No equivalent traditional C interface for this routine exists in the NAG Library.

ivp_stiff_imp_sparjac is a general purpose function for integrating the initial value problem for a stiff system of implicit ordinary differential equations coupled with algebraic equations, written in the form

$$A(t,y)y^{\prime }=g(t,y)\text{.}$$

It is designed specifically for the case where the resulting Jacobian is a sparse matrix (see the description of $jac$).

Both interval and step oriented modes of operation are available and also modes designed to permit intermediate output within an interval oriented mode.

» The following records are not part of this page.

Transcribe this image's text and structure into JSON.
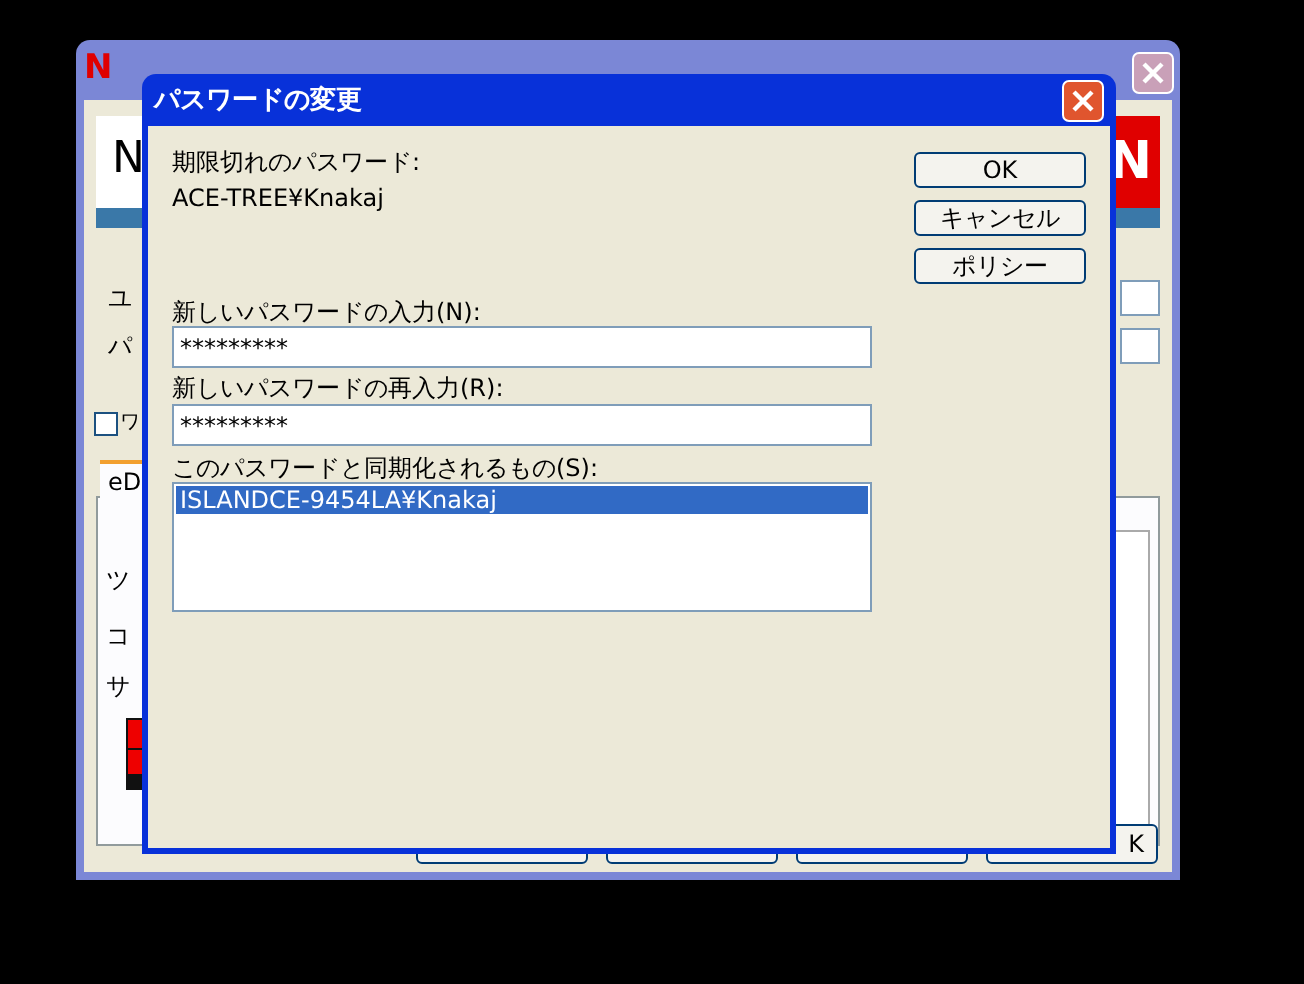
{
  "background_window": {
    "logo": "N",
    "banner_logo": "N",
    "banner_logo_right": "N",
    "labels": [
      "ユ",
      "パ"
    ],
    "checkbox": {
      "label": "ワ",
      "checked": false
    },
    "tab": {
      "label": "eD",
      "selected": true
    },
    "tab_items": [
      "ツ",
      "コ",
      "サ"
    ],
    "last_button": "K"
  },
  "dialog": {
    "title": "パスワードの変更",
    "expired_label": "期限切れのパスワード:",
    "expired_value": "ACE-TREE¥Knakaj",
    "new_password": {
      "label": "新しいパスワードの入力(N):",
      "value": "*********"
    },
    "confirm_password": {
      "label": "新しいパスワードの再入力(R):",
      "value": "*********"
    },
    "sync": {
      "label": "このパスワードと同期化されるもの(S):",
      "items": [
        {
          "text": "ISLANDCE-9454LA¥Knakaj",
          "selected": true
        }
      ]
    },
    "buttons": [
      {
        "label": "OK"
      },
      {
        "label": "キャンセル"
      },
      {
        "label": "ポリシー"
      }
    ]
  }
}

A typical calling program for ivp_stiff_imp_sparjac would involve calling the sparse matrix linear algebra setup function ivp_stiff_sparjac_setup(), the Backward Differentiation Formula (BDF) integrator setup function ivp_stiff_bdf(), its diagnostic counterpart ivp_stiff_integ_diag(), and the sparse matrix linear algebra diagnostic function ivp_stiff_sparjac_diag() as well as the call to ivp_stiff_imp_sparjac. The linear algebra setup function ivp_stiff_sparjac_setup() and one of the integrator setup functions, ivp_stiff_dassl(), ivp_stiff_bdf() or ivp_stiff_blend(), must be called prior to the call of ivp_stiff_imp_sparjac. Either or both of the integrator diagnostic function ivp_stiff_integ_diag(), or the sparse matrix linear algebra diagnostic function ivp_stiff_sparjac_diag(), may be called after the call to ivp_stiff_imp_sparjac. There is also a function, ivp_stiff_contin(), designed to permit you to change step size on a continuation call to ivp_stiff_imp_sparjac without restarting the integration process.